"The Battle of Pilot Knob: Thunder in Arcadia Valley" is a very well documented history of the Battle of Pilot Knob and the early parts of Price's Missouri Raid, but why should anyone who is not interested in Missouri History be interested in this book?
There are two major reasons:
1. It is a great David v. Goliath story-- General Price's Army of 12000 men, sized to capture St. Louis, attacked a small mining village with a Union force of about 1300 men supplemented by 150 civilians, including free men of color and ex-slaves, defending a fort near the town. Price's army was repulsed the first day and that night the fort was evacuated, the Union troops passing within several hundred feet of parts of Price's Army. The Union defenders and some civilian refugees were pursued for over 60 miles by a division of cavalry as they fought a rear guard action and then fought a second battle with elements of another division of cavalry as they made their improbable escape by virtue of their skill, guile and considerable good luck.

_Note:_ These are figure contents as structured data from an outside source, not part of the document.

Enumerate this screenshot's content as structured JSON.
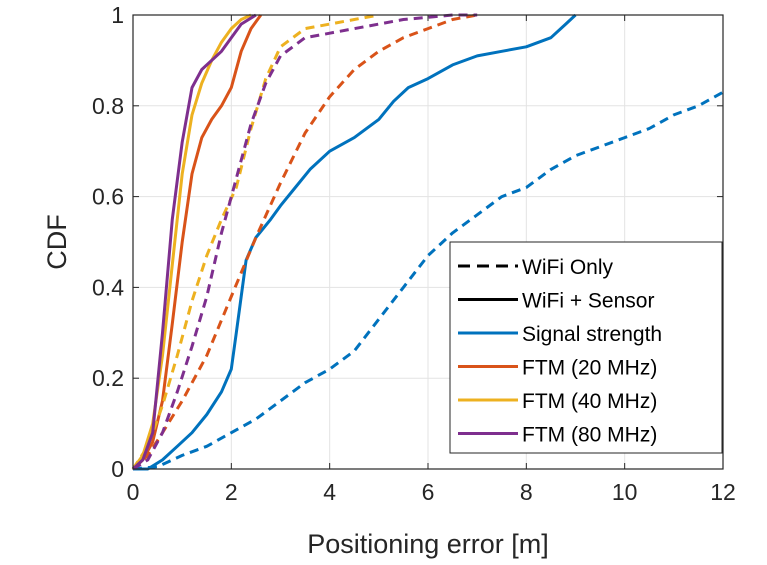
{
  "chart_data": {
    "type": "line",
    "xlabel": "Positioning error [m]",
    "ylabel": "CDF",
    "xlim": [
      0,
      12
    ],
    "ylim": [
      0,
      1
    ],
    "xticks": [
      0,
      2,
      4,
      6,
      8,
      10,
      12
    ],
    "yticks": [
      0,
      0.2,
      0.4,
      0.6,
      0.8,
      1
    ],
    "xtick_labels": [
      "0",
      "2",
      "4",
      "6",
      "8",
      "10",
      "12"
    ],
    "ytick_labels": [
      "0",
      "0.2",
      "0.4",
      "0.6",
      "0.8",
      "1"
    ],
    "grid": true,
    "legend_position": "bottom-right",
    "legend": [
      {
        "label": "WiFi Only",
        "style": "dashed",
        "color": "#000000"
      },
      {
        "label": "WiFi + Sensor",
        "style": "solid",
        "color": "#000000"
      },
      {
        "label": "Signal strength",
        "style": "solid",
        "color": "#0072BD"
      },
      {
        "label": "FTM (20 MHz)",
        "style": "solid",
        "color": "#D95319"
      },
      {
        "label": "FTM (40 MHz)",
        "style": "solid",
        "color": "#EDB120"
      },
      {
        "label": "FTM (80 MHz)",
        "style": "solid",
        "color": "#7E2F8E"
      }
    ],
    "series": [
      {
        "method": "Signal strength",
        "mode": "WiFi Only",
        "color": "#0072BD",
        "dash": true,
        "x": [
          0,
          0.5,
          1.0,
          1.5,
          2.0,
          2.5,
          3.0,
          3.5,
          4.0,
          4.5,
          5.0,
          5.5,
          6.0,
          6.5,
          7.0,
          7.5,
          8.0,
          8.5,
          9.0,
          9.5,
          10.0,
          10.5,
          11.0,
          11.5,
          12.0
        ],
        "y": [
          0,
          0.005,
          0.03,
          0.05,
          0.08,
          0.11,
          0.15,
          0.19,
          0.22,
          0.26,
          0.33,
          0.4,
          0.47,
          0.52,
          0.56,
          0.6,
          0.62,
          0.66,
          0.69,
          0.71,
          0.73,
          0.75,
          0.78,
          0.8,
          0.83
        ]
      },
      {
        "method": "Signal strength",
        "mode": "WiFi + Sensor",
        "color": "#0072BD",
        "dash": false,
        "x": [
          0,
          0.3,
          0.6,
          0.9,
          1.2,
          1.5,
          1.8,
          2.0,
          2.1,
          2.2,
          2.3,
          2.5,
          2.8,
          3.0,
          3.3,
          3.6,
          4.0,
          4.5,
          5.0,
          5.3,
          5.6,
          6.0,
          6.5,
          7.0,
          7.5,
          8.0,
          8.5,
          8.8,
          9.0
        ],
        "y": [
          0,
          0.0,
          0.02,
          0.05,
          0.08,
          0.12,
          0.17,
          0.22,
          0.3,
          0.38,
          0.46,
          0.51,
          0.55,
          0.58,
          0.62,
          0.66,
          0.7,
          0.73,
          0.77,
          0.81,
          0.84,
          0.86,
          0.89,
          0.91,
          0.92,
          0.93,
          0.95,
          0.98,
          1.0
        ]
      },
      {
        "method": "FTM (20 MHz)",
        "mode": "WiFi Only",
        "color": "#D95319",
        "dash": true,
        "x": [
          0,
          0.3,
          0.6,
          1.0,
          1.5,
          2.0,
          2.5,
          3.0,
          3.5,
          4.0,
          4.5,
          5.0,
          5.5,
          6.0,
          6.5,
          7.0
        ],
        "y": [
          0,
          0.03,
          0.08,
          0.15,
          0.25,
          0.38,
          0.51,
          0.63,
          0.74,
          0.82,
          0.88,
          0.92,
          0.95,
          0.97,
          0.99,
          1.0
        ]
      },
      {
        "method": "FTM (20 MHz)",
        "mode": "WiFi + Sensor",
        "color": "#D95319",
        "dash": false,
        "x": [
          0,
          0.2,
          0.4,
          0.6,
          0.8,
          1.0,
          1.2,
          1.4,
          1.6,
          1.8,
          2.0,
          2.2,
          2.4,
          2.6
        ],
        "y": [
          0,
          0.02,
          0.06,
          0.15,
          0.32,
          0.5,
          0.65,
          0.73,
          0.77,
          0.8,
          0.84,
          0.92,
          0.97,
          1.0
        ]
      },
      {
        "method": "FTM (40 MHz)",
        "mode": "WiFi Only",
        "color": "#EDB120",
        "dash": true,
        "x": [
          0,
          0.3,
          0.6,
          0.9,
          1.2,
          1.5,
          1.8,
          2.1,
          2.4,
          2.7,
          3.0,
          3.5,
          4.0,
          4.5,
          5.0
        ],
        "y": [
          0,
          0.05,
          0.14,
          0.25,
          0.37,
          0.47,
          0.55,
          0.62,
          0.75,
          0.86,
          0.93,
          0.97,
          0.98,
          0.99,
          1.0
        ]
      },
      {
        "method": "FTM (40 MHz)",
        "mode": "WiFi + Sensor",
        "color": "#EDB120",
        "dash": false,
        "x": [
          0,
          0.2,
          0.4,
          0.6,
          0.8,
          1.0,
          1.2,
          1.4,
          1.6,
          1.8,
          2.0,
          2.2,
          2.4
        ],
        "y": [
          0,
          0.03,
          0.1,
          0.25,
          0.45,
          0.65,
          0.78,
          0.85,
          0.9,
          0.94,
          0.97,
          0.99,
          1.0
        ]
      },
      {
        "method": "FTM (80 MHz)",
        "mode": "WiFi Only",
        "color": "#7E2F8E",
        "dash": true,
        "x": [
          0,
          0.3,
          0.6,
          0.9,
          1.2,
          1.5,
          1.8,
          2.1,
          2.4,
          2.7,
          3.0,
          3.5,
          4.0,
          4.5,
          5.0,
          5.5,
          6.0,
          6.5,
          7.0
        ],
        "y": [
          0,
          0.02,
          0.08,
          0.17,
          0.27,
          0.38,
          0.52,
          0.64,
          0.76,
          0.85,
          0.91,
          0.95,
          0.96,
          0.97,
          0.98,
          0.99,
          0.995,
          1.0,
          1.0
        ]
      },
      {
        "method": "FTM (80 MHz)",
        "mode": "WiFi + Sensor",
        "color": "#7E2F8E",
        "dash": false,
        "x": [
          0,
          0.2,
          0.4,
          0.6,
          0.8,
          1.0,
          1.2,
          1.4,
          1.6,
          1.8,
          2.0,
          2.2,
          2.5
        ],
        "y": [
          0,
          0.02,
          0.08,
          0.3,
          0.55,
          0.72,
          0.84,
          0.88,
          0.9,
          0.92,
          0.95,
          0.98,
          1.0
        ]
      }
    ]
  }
}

This story would make great fiction but the unbelievable events really happened.
2. Although the Battle of Pilot Knob was a minor battle away from the major action of the Civil War, it had the potential for indirect impact of some importance. Gen. Price's raid was intended to divert Union troops away from action in theaters further east into the Trans-Mississippi Theater and provide victories and encouraging news for the Southern war effort which was not going well. It did successfully hold two large detachments of veteran Union troops from their intended use in other Campaigns. Gen. AJ Smith was to join Gen. Thomas for the Battle of Nashville and Gen. Mower was to join Sherman in Georgia. Gen AJ Smith's absence almost certainly delayed Thomas's attack on Hood. However, instead of glorious victories Price's Raid provided a series of humiliating defeats ultimately resulting in Price's Army returning to Arkansas with its tail between its legs.
The lopsided nature of the order of battle was not as extreme as it looks. Gen. Shelby's Division with the majority of Price's veterans was sent to cut the iron Mountain Railroad and telegraph lines. Of the 9000 men remaining about 3000 had no arms and many of the others had inferior arms such as hunting rifles and shotguns. This still left a force of 6000 armed men, including two veteran brigades available to assault the fort. There were at least four battle ready confederates to each Unionist in the fort.
Just as Price's army arrived on the scene Gen. Ewing also arrived by rail with 134 veteran soldiers from the 14th Iowa, a detachment from AJ Smith's battle hardened troops. There were no better infantry in either army. Gen. Thomas Ewing himself had only served in two minor battles as the Colonel of the 11th Kansas and had largely been an administrator in the Kansas City area where he had alienated large numbers of secessionists and more than a few Unionists with his infamous Order No. 11 that called for the evacuation of the counties to the south-west of Kansas City. At Pilot Knob he would show courage and determination worthy of his brother-in-law WT Sherman. He made mistakes expected of an inexperienced general but overall he was a rock of confidence when guiding his officers and men. His troops, other than the 14th Iowa, were about half raw recruits and half MSM cavalry with a lot of experience fighting guerillas. There was also a skilled but untested battery of light artillery and an excellent artillerist David Murphy, to supervise the 7 heavy guns of the fort. Ewing had the advantage in artillery while he was in the fort and about half his men were capable troops. About 20% of the veterans were the elite infantry of the 14th Iowa. Price and his two division commanders Marmaduke and Fagan under estimated their opponents and paid for it. If he had simply bypassed Pilot Knob as Gen. Shelby suggested he might have been able to temporally take St. Louis or Jefferson City but the fatal diversion to capture Pilot Knob spoiled his chances.
The Battle of Pilot Knob did to Gen. Price's Army what Spring Hill and the Battle of Franklin did to Hood's Army of Tennessee. Both were Pyrrhic victories* over a vastly inferior forces resulting from foolish frontal assaults on a strong fortifications. Both involved illogical, angry responses of the commanders that compounded their losses and both crippled a Southern Army dooming it to failure in the future. Both also involved letting a smaller enemy force literally slip through their lines and escape in the night.
The book has excellent maps and interesting illustrations. Its usefulness as a reference is limited by its lack of an index.
* Suderow and House call Pilot Knob a Union victory but Price did capture the town and fort, paying for it with 10% of his army and more like 20-25% of the best men in Fagan and Marmaduke's divisions. The cost also included the moral of his entire army and a lot of bad press.